Separable magnetic MoS2@Fe3O4 nanocomposites with multi-exposed active edge facets toward enhanced adsorption and catalytic activities

We synthesized fluffy MoS2 material stacked by ultrathin nanosheets through adjusting different mass ratios of starting materials via a facile hydrothermal method. Surprisingly, XRD characterization results demonstrated that the intensity ratio of (100) to (002) of ultrathin MoS2 nanosheets was 0.90 with a 4:5 (CH3CSNH2: Na2MoO4·2H2O) mass ratio (M4-5). To the best of our knowledge, this value should be high, implying that the obtained MoS2 nanosheets exposed considerable (100) facets. Because the noncentrosymmetric Mo-2S on edges terminated by dangling bonds exhibits rich defects, high active MoS2 edge planes (100) prevail over inert MoS2 basal planes (002).
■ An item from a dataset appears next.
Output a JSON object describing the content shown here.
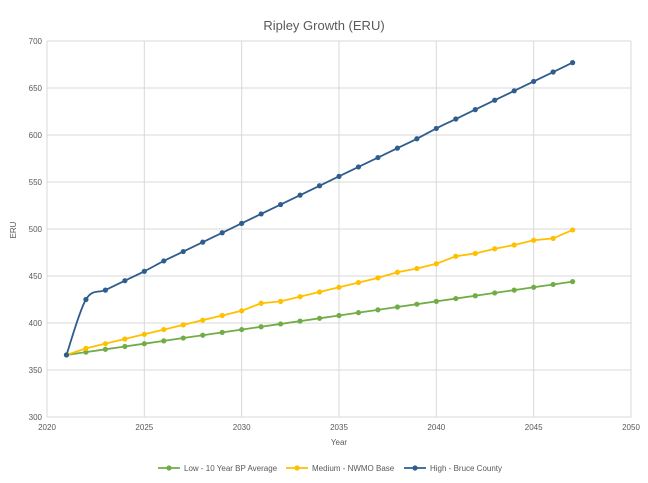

To overcome its easy suspension and difficult recovery, the magnetic Fe3O4 was selected for in situ doping with ultrathin M4-5, and a unique structure of stable MoS2@Fe3O4 (M@F) nanocomposites-like randomly stacked rose petals-wrapped spherical chocolate beans was obtained for the first time. The introduction of Fe3O4 has to sacrifice some edge active sites, but after balancing the magnetic and active sites, (100)/(002) of MoS2 in M@F can also reach 0.56, showing that edges of MoS2 nanosheets are still multi-exposed. Abundant exposed edges of M@F provide numerous active centers, so M@F nanocomposites exhibited excellent performance for both the 4-nitrophenol (4-NP) reduction and dye adsorption. Therefore, it has great application prospects in wastewater treatment and reduction reaction and is also worth exploring in other applications.